DREAMS
It is the day of the full moon.
I could not sleep all night. Lisbet did not return to the Grove, and though it is not unusual for those with powerful Sight to meet with the Goddess for longer, it worries me all the same.
Cora coughs and coughs. Leigh will not let me in to see her.
Which leaves me alone in my workshop to watch silver time drip past.
He will be at the Sorrow today. In three more hours, the girls’ father will arrive, but there will be no daughters to greet him.
“You should still go,” Lisbet had said to me.
So I will. ’Tis only polite, after all. Otherwise, he will worry and wonder and wait.
Oh, whom do I fool?
I will go to the Sorrow because despite Vergedi Knots and Arlenni Loops to fill my days, it is his face that fills my dreams.
LATER — 5(I think?) hours left to find Tanzi
Foxfire climbed the walls at all angles in this new space. It lent my dark skin a greenish sheen.
The Rook had already fluttered off down the wide hallway. The man, meanwhile, wheezed beside me.
“Thank … Noden,” he gasped. I spun toward him, knife slashing high.
It was instinct. My blood still throbbed in my ears from the escape—and from the fall too.
Only pure luck had kept me on the dull side of Lady Fate’s blade. How long until that luck ran out?
The man doubled over, coughing and complaining that his lungs didn’t seem to work. I gripped the knife hilt ever tighter. I didn’t know who he was nor how he had entered the mountain. Fleeing the wyrms together did not suddenly make us allies.
He glanced up at me, eyes watering. “You’re”—cough—“holding” —cough—“it wrong.” He waved weakly toward my knife.
I couldn’t help it. I glared. “It’s still sharp, isn’t it?”
“That angle … is easy to disarm.” Somehow, he looked even more awful than before. Like a cave salamander—one of the slimy ones that Tanzi and I always found in the subterranean streams.
He straightened, wiping at his brow. It spread the black oil farther across his face. “I’m not going to hurt you.” He lifted his hands defensively. “I did just save your life, after all.”
“I never asked you to.”
“Oh.” He huffed a ragged laugh. “We can go back out there, then. Try it all again, except this time Iwon’tgrab you when you fall to your death.”
My glare deepened.
“Hmmm.” His hands fell. “Clearly humor is not your thing.”
I winced. It was too much like what Tanzi always said.Laugh, Ry! It’s funny, don’t you think?
At the thought of Tanzi, I lowered the knife—though I didn’t sheathe it.
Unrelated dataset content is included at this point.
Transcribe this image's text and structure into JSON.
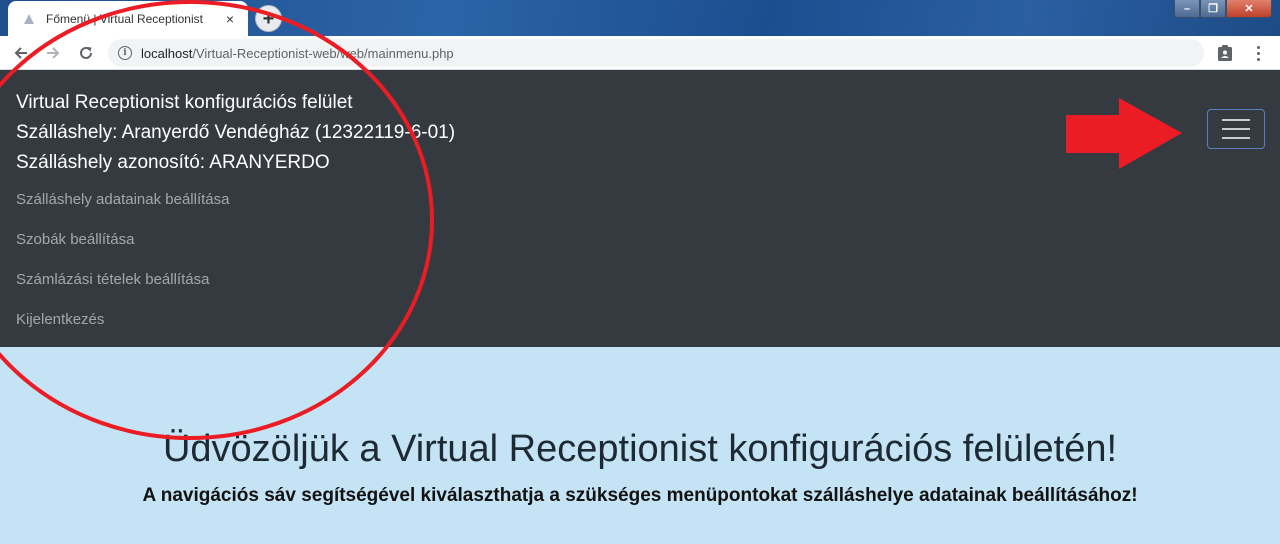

Instantly, the man’s shoulders relaxed. He tried for a grin, though it was easily as terrifying as the one from before. Perhaps even more so, since now he looked like some skeleton-salamander hybrid.
“Sorry again. For the, ah …” He wiggled his fingers. “The touching. Earlier.”
I grunted. Then, with the briefest of eye contact, I said, “Thank you. For saving my life. Now walk.” I motioned in the direction the Rook had gone. It was the only way forward.